Iran leaves heartfelt note after Belgium draw at World Cup
After a 0-0 draw with Belgium, Iran left a locker-room note praising Los Angeles and declaring that its spirit, from “ancient Persia” to modern Iran, remained steadfast.

Iran’s players turned a scoreless draw into something larger than a result sheet, leaving a handwritten note in their SoFi Stadium locker room that thanked Los Angeles for its hospitality and cast the team’s performance as a statement of national endurance. After the 0-0 result against Belgium in Inglewood, California, the message said the spirit of Iran remained alive and steadfast, linking “ancient Persia” and “civilized Iran” in language that carried clear patriotic weight.
The note said the team had come to Los Angeles with pride, competed with honor and left with dignity. It also called for peace, respect and friendship among nations, a carefully chosen appeal that made the locker room message feel like both a sporting gesture and a public one. In a tournament where every word can be read through politics as well as football, the phrasing showed how Iranian athletes are asked to speak for something far beyond the pitch.
The draw kept Iran’s hopes of reaching the knockout stage alive in Group G. FIFA’s match report described Belgium versus Iran as a scoreless draw played on June 21, 2026, at Los Angeles Stadium, the official competition name for SoFi Stadium. Iran had already played its first two World Cup matches in Los Angeles and was set to travel to Seattle, Washington, for its final group match against Egypt.

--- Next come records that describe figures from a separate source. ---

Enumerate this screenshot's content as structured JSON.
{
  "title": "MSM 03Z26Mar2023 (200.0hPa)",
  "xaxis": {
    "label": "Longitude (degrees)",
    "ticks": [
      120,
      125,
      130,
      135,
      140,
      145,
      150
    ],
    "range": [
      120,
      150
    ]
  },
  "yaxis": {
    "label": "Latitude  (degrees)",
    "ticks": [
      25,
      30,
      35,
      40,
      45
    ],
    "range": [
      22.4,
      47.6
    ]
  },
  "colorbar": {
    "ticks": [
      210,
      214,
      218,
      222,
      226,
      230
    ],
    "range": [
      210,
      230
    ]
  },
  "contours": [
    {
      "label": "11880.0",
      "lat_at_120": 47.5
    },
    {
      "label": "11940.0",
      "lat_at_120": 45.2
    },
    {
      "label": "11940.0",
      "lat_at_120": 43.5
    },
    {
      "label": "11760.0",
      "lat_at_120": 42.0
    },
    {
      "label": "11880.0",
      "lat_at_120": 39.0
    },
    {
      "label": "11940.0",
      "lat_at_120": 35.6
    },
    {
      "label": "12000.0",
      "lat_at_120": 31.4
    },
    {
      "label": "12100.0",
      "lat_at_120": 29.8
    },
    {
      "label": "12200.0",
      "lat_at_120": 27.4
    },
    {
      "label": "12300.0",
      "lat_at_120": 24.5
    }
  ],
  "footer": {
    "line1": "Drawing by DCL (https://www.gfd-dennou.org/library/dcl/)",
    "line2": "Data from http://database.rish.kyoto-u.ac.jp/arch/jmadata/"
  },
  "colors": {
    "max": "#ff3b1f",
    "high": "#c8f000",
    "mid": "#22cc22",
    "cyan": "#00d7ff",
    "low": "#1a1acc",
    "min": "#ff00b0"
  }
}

The backdrop made the note even more revealing. Reuters reported that Iran was based in Tijuana, Mexico, between matches, while coach Amir Ghalenoei had criticized the team’s travel arrangements and conditions. That combination of difficult logistics, international attention and political symbolism helped turn a simple dressing-room message into a global talking point.
For Iran, the note offered gratitude and defiance in the same breath. It was a reminder that, under scrutiny at home and abroad, the national team’s words can travel almost as far as its results, carrying the burden of identity, pressure and pride into every stadium it enters.
This article was produced by Prism’s automated news system from verified source data, official records, and press releases, then run through automated quality and moderation checks before publishing. The system is built and supervised by the people who set the standards it runs under. Read our full AI policy.